One California hospital charged $10 for a blood cholesterol test, while another hospital that ran the same test charged $10,169 — over 1,000 times more.
The wide disparity in hospitals’ listed charges for routine blood tests at California hospitals was revealed in a study published in the August issue of BMJ Open. The study examined the listed charges for routine blood tests performed in 2011.
Researchers said their analysis found no rational explanation for the stark variation in listed prices, though teaching hospitals and government hospitals generally set lower charges than other facilities.

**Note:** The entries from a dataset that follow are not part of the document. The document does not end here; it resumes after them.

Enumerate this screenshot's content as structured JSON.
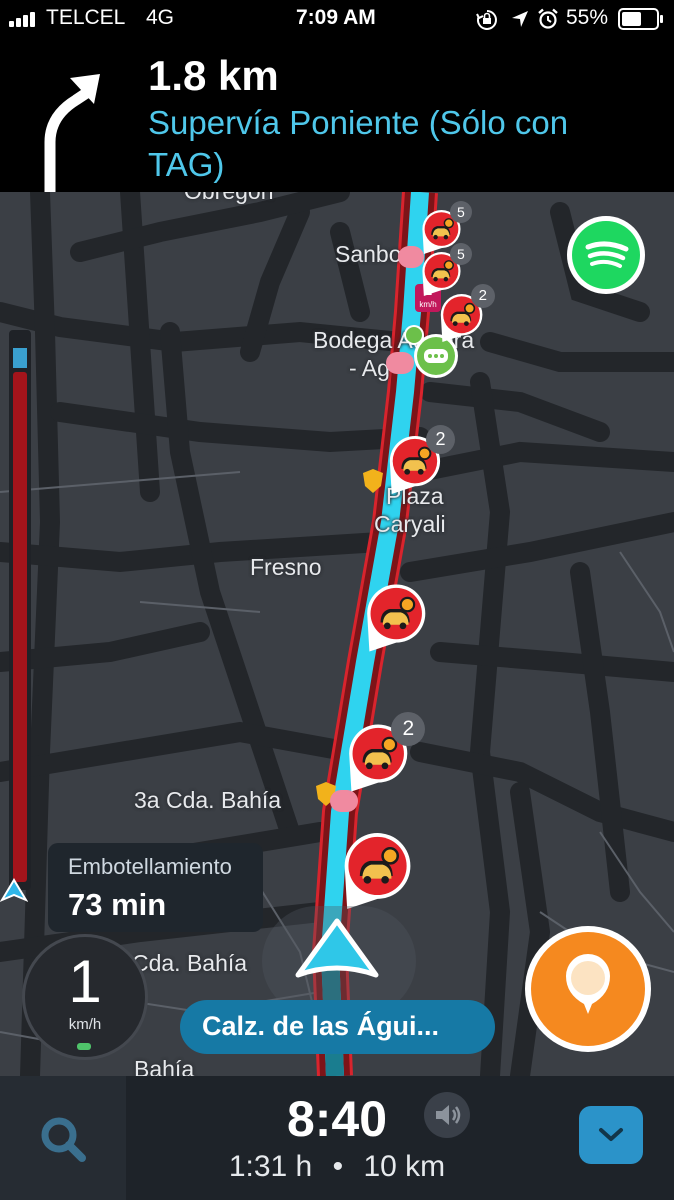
{
  "status_bar": {
    "carrier": "TELCEL",
    "network": "4G",
    "time": "7:09 AM",
    "battery": "55%",
    "icons": [
      "signal-icon",
      "rotation-lock-icon",
      "location-arrow-icon",
      "alarm-icon",
      "battery-icon"
    ]
  },
  "navigation": {
    "turn_icon": "turn-right-arrow-icon",
    "distance": "1.8 km",
    "street": "Supervía Poniente (Sólo con TAG)"
  },
  "map": {
    "labels": [
      "Obregón",
      "Sanbo",
      "Bodega Aurrera",
      "- Ag",
      "Plaza",
      "Caryali",
      "Fresno",
      "3a Cda. Bahía",
      "1a Cda. Bahía",
      "Bahía"
    ],
    "speed_camera_label": "2",
    "speed_camera_unit": "km/h",
    "traffic_alerts": [
      {
        "count": "5"
      },
      {
        "count": "5"
      },
      {
        "count": "2"
      },
      {
        "count": "2"
      },
      {
        "count": ""
      },
      {
        "count": "2"
      },
      {
        "count": ""
      }
    ],
    "colors": {
      "route": "#2fd3ef",
      "traffic": "#e8262f",
      "accent": "#f5891f"
    }
  },
  "traffic_card": {
    "label": "Embotellamiento",
    "value": "73 min"
  },
  "speedometer": {
    "value": "1",
    "unit": "km/h"
  },
  "current_street": "Calz. de las Águi...",
  "bottom_bar": {
    "eta_time": "8:40",
    "duration": "1:31 h",
    "separator": "•",
    "distance": "10 km"
  }
}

“People say our health care system needs to be more marketplace-driven, but the charging system and payment system are irrational,” said Dr. Renee Hsia, the paper’s lead author, an associate professor of emergency medicine at University of California, San Francisco. “When people try to understand why prices are the way they are, we have no ability to explain it. That is the take-home message. That is what is so disturbing.”
“If you ask an automotive maker, they will know how much it costs to make a Honda. If you ask a hospital CEO how much an appendicitis admission costs, they will not be able to tell you. They have never been asked to determine prices that way.”
Officials with the California Hospital Association dismissed the report as irrelevant, saying that the vast majority of patients pay discounted rates that have been negotiated by their insurance plans.
“Charges are meaningless data — virtually no one pays charges,” said Jan Emerson-Shea, the association’s vice president for external affairs.
“It is true that an uninsured person will receive a hospital bill based on charges,” she said, but California law requires the bill to “include text referencing the availability of free or discounted care to persons who meet income guidelines.” Those discounted fees must be based on what government programs pay for services, under California law, she said.
But researchers say the list prices are a starting point for negotiations with insurers and patients, so they play a role in driving up health-care costs. Some uninsured patients, as well those with insurance who have gone out of network, may also be billed for the full charges.
Earlier studies by Hsia identified variations in listed charges for labor and deliveries and for appendectomies in California, with labor and delivery charges varying eight to 11-fold between hospitals, and charges for a routine appendectomy ranging from $1,500 to $182,955.
But, she said, she did not expect to see so much variation on a single line item like a blood test.
“This was even more surprising to me,” Hsia said. “There is always some variation in patients, even among young healthy adults, and there are variations in physician practice. But these are very basic, standard blood tests. It doesn’t matter if you’re sick or not, a complete blood count is a complete blood count. You draw the blood, send it to the lab and put it in a machine.”
In addition, she said, patients are increasingly being asked to play a role in keeping health care costs down by being smart shoppers, but it is almost impossible to get prices of health care services in advance and comparison shop. The study’s findings suggest that price setting for many services is arbitrary, since there is little difference between standard blood tests done at different institutions.
While the disparities in charges for cholesterol tests were the most extreme, they were not an aberration. Charges for a complete blood cell count and a thyroid stimulating hormone assay ranged from as low as $20 in some hospitals to as much as $7,439 and $8,392, respectively.
The smallest discrepancy in charges was for a creatine kinase assay, often used to diagnose a heart attack; the lowest listed charge was $10 but some hospitals charged as much as $628.
The researchers obtained the hospital charges for blood tests from reports that non-federal hospitals in California are required to submit each year to the Office of Statewide Health Planning and Development.